Mentre rispetto alle applicazioni, Zumerle parla non tanto di pericolosità intrinseca, visto che sono poche quelle veramente dannose, quanto di invasività dei software che richiedono accesso a rubrica, contatti, informazioni personali ed elementi di geolocalizzazione. «In più, molti dipendenti usano applicazioni di file sharing per i documenti aziendali», precisa Zumerle, «e la mancanza di sistemi di sicurezza di standard enterprise rischia di generare incidenti che poi, spesso, non vengono nemmeno inseriti nella reportistica».
C’è poi il tema del sistema operativo. Come è noto, le opzioni sul mercato non sono molte: Android e iOs sono quelli che vanno per la maggiore, mentre Windows e soprattutto Blackberry OS seguono a debita distanza. Ma tutti e quattro, secondo Zumerle, offrono le caratteristiche di base – integrity protection, crittografia, isolamento delle app e del kernel – necessarie a garantire la sicurezza dei dati. «Ciò che differenzia davvero un sistema operativo dall’altro sono la sua semplicità di gestione e la frequenza degli aggiornamenti», dice il ricercatore. «L’importante è dunque ottenere dai vendor di riferimento la garanzia sull’erogazione degli upgrade dedicati alla security per tutto il ciclo di vita dei dispositivi».

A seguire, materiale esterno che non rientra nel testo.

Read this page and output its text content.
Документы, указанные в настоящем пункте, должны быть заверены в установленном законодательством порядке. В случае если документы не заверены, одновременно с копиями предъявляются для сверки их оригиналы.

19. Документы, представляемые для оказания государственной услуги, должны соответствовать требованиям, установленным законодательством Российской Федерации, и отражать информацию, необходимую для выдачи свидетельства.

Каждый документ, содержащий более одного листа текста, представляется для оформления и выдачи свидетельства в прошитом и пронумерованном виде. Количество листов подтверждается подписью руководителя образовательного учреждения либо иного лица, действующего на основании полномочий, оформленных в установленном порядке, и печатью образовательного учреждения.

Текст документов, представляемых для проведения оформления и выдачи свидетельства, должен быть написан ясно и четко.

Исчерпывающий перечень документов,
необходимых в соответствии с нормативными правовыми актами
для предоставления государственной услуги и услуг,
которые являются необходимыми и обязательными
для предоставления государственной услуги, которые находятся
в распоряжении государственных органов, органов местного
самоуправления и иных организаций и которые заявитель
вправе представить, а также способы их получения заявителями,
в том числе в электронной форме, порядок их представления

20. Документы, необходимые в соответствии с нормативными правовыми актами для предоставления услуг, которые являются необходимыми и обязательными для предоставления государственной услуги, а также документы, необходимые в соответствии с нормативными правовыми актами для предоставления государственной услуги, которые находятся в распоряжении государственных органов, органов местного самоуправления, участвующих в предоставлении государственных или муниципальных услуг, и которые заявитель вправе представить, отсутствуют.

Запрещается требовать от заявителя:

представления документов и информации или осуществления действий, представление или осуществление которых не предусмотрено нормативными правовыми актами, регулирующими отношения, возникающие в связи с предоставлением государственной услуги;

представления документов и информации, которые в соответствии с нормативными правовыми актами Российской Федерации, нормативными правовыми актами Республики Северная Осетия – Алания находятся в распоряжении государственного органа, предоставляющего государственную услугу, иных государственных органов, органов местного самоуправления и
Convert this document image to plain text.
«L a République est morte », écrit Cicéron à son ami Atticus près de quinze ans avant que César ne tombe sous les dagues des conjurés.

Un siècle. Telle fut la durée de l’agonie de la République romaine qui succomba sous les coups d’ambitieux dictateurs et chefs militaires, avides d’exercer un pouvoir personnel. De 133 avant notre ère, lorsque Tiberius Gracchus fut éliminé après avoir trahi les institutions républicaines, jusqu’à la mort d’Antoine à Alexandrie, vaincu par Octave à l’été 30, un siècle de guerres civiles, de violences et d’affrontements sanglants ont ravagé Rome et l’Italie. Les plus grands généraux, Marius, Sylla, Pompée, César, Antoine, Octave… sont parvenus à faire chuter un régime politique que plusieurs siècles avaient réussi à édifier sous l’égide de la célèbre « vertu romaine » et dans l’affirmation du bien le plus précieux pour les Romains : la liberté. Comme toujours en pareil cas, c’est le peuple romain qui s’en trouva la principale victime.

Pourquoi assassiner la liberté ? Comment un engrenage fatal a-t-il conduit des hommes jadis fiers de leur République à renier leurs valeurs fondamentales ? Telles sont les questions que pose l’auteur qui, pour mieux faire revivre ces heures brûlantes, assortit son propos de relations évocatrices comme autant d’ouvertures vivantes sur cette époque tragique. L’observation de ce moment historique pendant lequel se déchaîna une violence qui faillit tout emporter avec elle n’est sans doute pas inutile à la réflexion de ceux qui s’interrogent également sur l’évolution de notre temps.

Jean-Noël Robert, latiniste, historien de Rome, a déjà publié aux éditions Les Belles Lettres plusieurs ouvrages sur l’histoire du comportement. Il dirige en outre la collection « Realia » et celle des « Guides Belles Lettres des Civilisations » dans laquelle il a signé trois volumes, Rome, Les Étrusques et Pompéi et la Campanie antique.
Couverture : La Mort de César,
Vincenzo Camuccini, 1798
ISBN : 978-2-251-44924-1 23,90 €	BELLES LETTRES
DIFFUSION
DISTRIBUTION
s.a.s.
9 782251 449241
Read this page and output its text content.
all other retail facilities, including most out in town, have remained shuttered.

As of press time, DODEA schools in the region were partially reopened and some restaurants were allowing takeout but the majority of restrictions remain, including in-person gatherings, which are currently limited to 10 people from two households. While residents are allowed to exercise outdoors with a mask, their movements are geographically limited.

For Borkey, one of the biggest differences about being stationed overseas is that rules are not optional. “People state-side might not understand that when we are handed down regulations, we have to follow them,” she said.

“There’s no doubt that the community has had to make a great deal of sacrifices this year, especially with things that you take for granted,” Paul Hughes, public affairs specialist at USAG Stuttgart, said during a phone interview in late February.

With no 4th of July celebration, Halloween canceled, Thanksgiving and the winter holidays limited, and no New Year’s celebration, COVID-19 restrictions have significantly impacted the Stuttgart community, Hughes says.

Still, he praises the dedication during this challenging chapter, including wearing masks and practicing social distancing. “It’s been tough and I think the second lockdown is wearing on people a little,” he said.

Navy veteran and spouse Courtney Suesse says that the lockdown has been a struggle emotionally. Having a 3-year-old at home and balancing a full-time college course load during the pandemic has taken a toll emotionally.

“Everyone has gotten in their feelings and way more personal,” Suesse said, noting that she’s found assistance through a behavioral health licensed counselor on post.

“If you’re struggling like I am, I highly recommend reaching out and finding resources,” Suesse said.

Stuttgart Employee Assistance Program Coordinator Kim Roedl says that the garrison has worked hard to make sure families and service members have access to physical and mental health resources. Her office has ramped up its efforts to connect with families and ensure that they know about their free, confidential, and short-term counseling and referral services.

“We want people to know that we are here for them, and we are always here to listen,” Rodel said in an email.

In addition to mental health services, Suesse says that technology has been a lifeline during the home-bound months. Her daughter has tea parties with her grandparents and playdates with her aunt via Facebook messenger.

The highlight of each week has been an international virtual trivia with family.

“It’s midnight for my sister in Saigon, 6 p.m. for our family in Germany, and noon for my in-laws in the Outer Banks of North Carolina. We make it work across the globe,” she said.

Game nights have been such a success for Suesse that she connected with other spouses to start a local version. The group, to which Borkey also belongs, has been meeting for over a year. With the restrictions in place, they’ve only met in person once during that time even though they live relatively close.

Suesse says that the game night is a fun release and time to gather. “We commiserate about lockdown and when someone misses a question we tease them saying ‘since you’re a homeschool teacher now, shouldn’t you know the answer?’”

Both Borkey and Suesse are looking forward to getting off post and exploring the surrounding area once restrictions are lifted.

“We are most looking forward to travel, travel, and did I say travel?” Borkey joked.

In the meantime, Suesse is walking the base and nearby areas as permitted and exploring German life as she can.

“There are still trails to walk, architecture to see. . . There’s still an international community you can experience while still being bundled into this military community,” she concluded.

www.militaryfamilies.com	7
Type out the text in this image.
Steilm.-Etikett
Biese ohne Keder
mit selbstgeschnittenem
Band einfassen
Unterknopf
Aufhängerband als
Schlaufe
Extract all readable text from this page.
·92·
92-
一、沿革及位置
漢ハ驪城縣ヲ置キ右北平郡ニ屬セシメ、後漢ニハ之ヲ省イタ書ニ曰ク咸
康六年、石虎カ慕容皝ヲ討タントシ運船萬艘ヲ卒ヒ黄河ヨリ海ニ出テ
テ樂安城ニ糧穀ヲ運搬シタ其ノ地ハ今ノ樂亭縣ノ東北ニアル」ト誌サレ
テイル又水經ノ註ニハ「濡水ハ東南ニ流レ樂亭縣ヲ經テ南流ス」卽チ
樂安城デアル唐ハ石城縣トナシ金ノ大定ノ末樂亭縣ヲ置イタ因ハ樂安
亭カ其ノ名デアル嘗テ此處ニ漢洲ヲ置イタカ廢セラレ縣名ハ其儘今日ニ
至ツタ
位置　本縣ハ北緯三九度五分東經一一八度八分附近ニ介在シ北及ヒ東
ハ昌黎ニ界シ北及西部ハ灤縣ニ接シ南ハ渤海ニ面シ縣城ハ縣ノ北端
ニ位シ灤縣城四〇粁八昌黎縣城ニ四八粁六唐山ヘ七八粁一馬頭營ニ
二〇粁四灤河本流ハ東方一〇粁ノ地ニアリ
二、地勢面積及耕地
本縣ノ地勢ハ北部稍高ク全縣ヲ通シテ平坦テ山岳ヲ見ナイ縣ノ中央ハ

Soprattutto considerando il fatto che, a differenza di quanto accadeva fino a poco tempo fa, quando i rischi affliggevano più che altro le app consumer, gli attacchi malware stanno diventando rilevanti anche rispetto a specifiche azioni di intrusione nei database e nelle funzioni aziendali.
«Si tratta di un fenomeno in crescita negli ultimi mesi», conferma Zumerle. «Per minimizzare il rischio che gli attaccanti possano creare danni da remoto è necessario adottare una serie di precauzioni, a partire da policy di sicurezza di base, definendo standard anche sulla lunghezza delle password e dei tentativi di immissione delle credenziali. Bisogna poi specificare il numero massimo e minimo delle versioni autorizzate delle piattaforme e dei sistemi operativi, scoraggiando l’uso di modelli che non possono essere aggiornati o supportati.
L’analista di Gartner infine suggerisce di vietare il jailbreak (l’installazione su un dispositivo di pacchetti software non approvati dal costruttore, tipicamente su iPhone, ndr) e il rooting (attraverso cui l’utente, di solito su Android, può accedere al kernel del sistema operativo e superare le limitazioni imposte dall’amministratore di sistema, ndr), oltre che l’utilizzo di applicazioni provenienti da terze parti. Le app dovrebbero sempre essere certificate».